Nel 2025, DE-CIX Lisboa ha aumentato la sua capacità installata di oltre il 120%, raggiungendo 1,8 Terabit. Tradotto in qualcosa di più tangibile, stiamo parlando della capacità di centinaia di migliaia di video ad alta definizione da trasmettere simultaneamente. Ma più importante del numero in sé è ciò che rappresenta. Scala, fiducia e rilevanza internazionale. Chi lavora a stretto contatto con il settore sa che gli Internet Exchange sono uno dei tasselli più critici dell'infrastruttura digitale globale. Sono il punto di interconnessione tra reti, piattaforme, aziende e Paesi, e maggiore è la capacità e la densità di queste connessioni, maggiore è l'efficienza, minore è la latenza e maggiore è la competitività dell'economia digitale di un Paese.
È qui che il Portogallo inizia ad affermarsi con coerenza. Lisbona non è più solo un punto periferico per diventare un vero e proprio hub di interconnessione transcontinentale, dove Europa, Africa e Americhe si intersecano con sempre maggiore intensità. Per anni questo ruolo è stato concentrato in città come Londra o Francoforte, ma questo equilibrio sta cambiando. DE-CIX è stato uno dei grandi catalizzatori di questa trasformazione, non solo per i suoi investimenti tecnici, ma per la sua visione strategica di crescita e posizionamento globale. A questo proposito, vale la pena sottolineare il lavoro svolto sotto la guida di Ivo Ivanov, che ha guidato l'azienda con una lettura molto chiara del futuro della connettività.
La crescita del numero di reti connesse, l'aumento della capacità globale e gli investimenti in tecnologie all'avanguardia dimostrano che non si tratta di un movimento reattivo. È un'anticipazione. È una preparazione per un mondo in cui l'intelligenza artificiale, il cloud e l'economia dei dati richiederanno livelli di capacità che stiamo ancora iniziando a comprendere. E questo punto viene spesso ignorato. Parliamo di data center, intelligenza artificiale e cloud, ma dimentichiamo che tutto questo non funziona senza un'infrastruttura di interconnessione robusta, efficiente e globale.

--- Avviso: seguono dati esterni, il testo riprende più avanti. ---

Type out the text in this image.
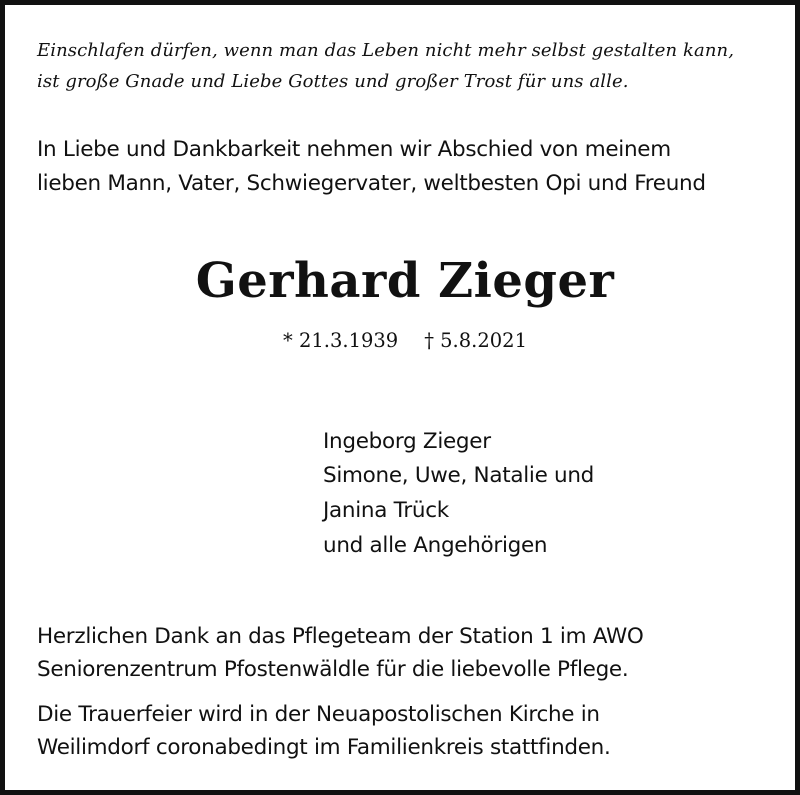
Einschlafen dürfen, wenn man das Leben nicht mehr selbst gestalten kann,
ist große Gnade und Liebe Gottes und großer Trost für uns alle.
In Liebe und Dankbarkeit nehmen wir Abschied von meinem
lieben Mann, Vater, Schwiegervater, weltbesten Opi und Freund
Gerhard Zieger
* 21.3.1939 † 5.8.2021
Ingeborg Zieger
Simone, Uwe, Natalie und
Janina Trück
und alle Angehörigen
Herzlichen Dank an das Pflegeteam der Station 1 im AWO
Seniorenzentrum Pfostenwäldle für die liebevolle Pflege.
Die Trauerfeier wird in der Neuapostolischen Kirche in
Weilimdorf coronabedingt im Familienkreis stattfinden.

Questo è esattamente ciò che si sta costruendo in Portogallo. Cavi sottomarini, data center e piattaforme come il DE-CIX creano un effetto rete che attira più investimenti, più aziende e più talenti. Come persona che parteciperà alla Convergenza Atlantica, vedo sempre più chiaramente che questi movimenti non sono isolati. Fanno parte di un modello più ampio, in cui il Portogallo non è più solo un consumatore di tecnologia, ma diventa un'infrastruttura di quella stessa tecnologia. E quando ciò accade, l'impatto non è più tecnico ma economico, strategico e di profonda trasformazione.